What we can do with snapvault?

  • as a backup solution, we can have a longer snapshot retention time on filerB, so more historic data will be available on filerB, if filerB has slower disks, this solution is smart, because slower disk = cheaper disks, and there is no need to use 15k rpm disk on filer that is not serving data to the customer.
  •  if customer has an network connection and access to shares on filerB he can by himself restore some data to filerA, even single files
  • if there is a disaster within filerA and we loose all data we can restore the data from filerB

What we cannot do with snapvault?

  • in case of an disaster within filerA we cannot “set” filerB as a production side. We cannot “revert the relationship” making the qtree on filerB as a source, and make them read/write. They are snapvault destinations so they are read-only.
  • (having snapmirror license available on filerB we can convert Snapvault qtree to snapmirror qtree which solves that ‘issue’)

What does it mean that SnapMirror is a DR solution?
Again, let me bring the small picture to help me explain:

SnapMirror

SnapMirror

Example has few assumptions:

  • we’ve got filerA in one location and filerB in other location
  • that customer has a connection to both filerA and FilerB, although all shares to customers are available from filerA
  • all customer data is being transfered to the filerB via snapmirror

What we can do with snapmirror?

  •  as a backup solution we can restore the accidentally deleted, or lost data on filerA,  if the snapmirror relationship has not been updated meantime
  • if there is some kind or issue with filerA (from a network problem, to a total disaster) we can easily reverse the relationship.
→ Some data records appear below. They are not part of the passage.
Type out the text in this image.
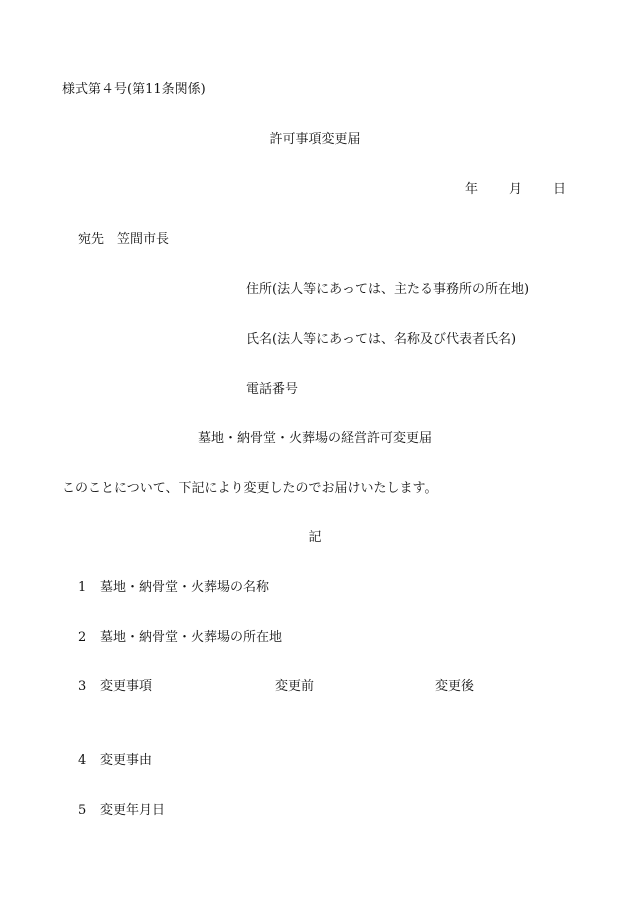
様式第４号(第11条関係)
許可事項変更届
年 月 日
宛先　笠間市長
住所(法人等にあっては、主たる事務所の所在地)
氏名(法人等にあっては、名称及び代表者氏名)
電話番号
墓地・納骨堂・火葬場の経営許可変更届
このことについて、下記により変更したのでお届けいたします。
記
1 墓地・納骨堂・火葬場の名称
2 墓地・納骨堂・火葬場の所在地
3 変更事項	変更前	変更後
4 変更事由
5 変更年月日
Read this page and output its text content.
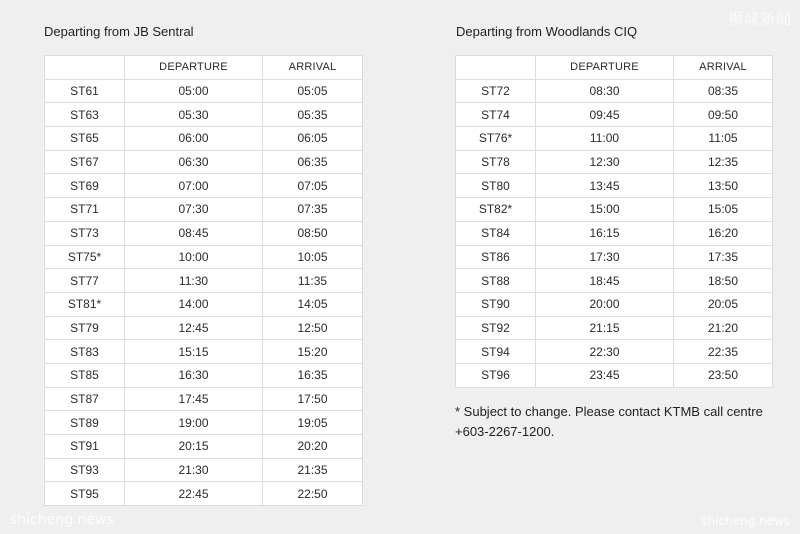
Departing from JB Sentral	Departing from Woodlands CIQ
	DEPARTURE	ARRIVAL
ST61	05:00	05:05
ST63	05:30	05:35
ST65	06:00	06:05
ST67	06:30	06:35
ST69	07:00	07:05
ST71	07:30	07:35
ST73	08:45	08:50
ST75*	10:00	10:05
ST77	11:30	11:35
ST81*	14:00	14:05
ST79	12:45	12:50
ST83	15:15	15:20
ST85	16:30	16:35
ST87	17:45	17:50
ST89	19:00	19:05
ST91	20:15	20:20
ST93	21:30	21:35
ST95	22:45	22:50
	DEPARTURE	ARRIVAL
ST72	08:30	08:35
ST74	09:45	09:50
ST76*	11:00	11:05
ST78	12:30	12:35
ST80	13:45	13:50
ST82*	15:00	15:05
ST84	16:15	16:20
ST86	17:30	17:35
ST88	18:45	18:50
ST90	20:00	20:05
ST92	21:15	21:20
ST94	22:30	22:35
ST96	23:45	23:50
* Subject to change. Please contact KTMB call centre +603-2267-1200.
狮城新闻
shicheng.news	shicheng.news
We can make the volume or qtree on filerB, as a source, and make it read-write, provide an network connection to the customer and voila – we are back online! After the issue has been solved we can resync the original source with changes made at the destination and reverse the relationship again.

To sum up

This is not the only difference between snapmirror and snpavault. But I would say this is the main one. Some other differences are that snapmirror can be actually in sync or semi-sync mode. The async mode can be updated even once a minute. Where the snapvault relationship cannot be updated more often then once an hour. If we have few qtrees on the same volume with SV they share the same schedule, while with QSM they can have different schedules, etc.. 😉

If you would like to know more check out this document: SnapVault Best Practices Guide
Data Protection Online Backup and Recovery Guide

10 thoughts on “SnapVault vs SnapMirror – what is the difference?

  1. Initial thought when trying to understand the difference between SnapVault and SnapMirror was the same as you mentioned in the initial passage 😛
    The information you provided has been very useful to understand the differences. Thanks.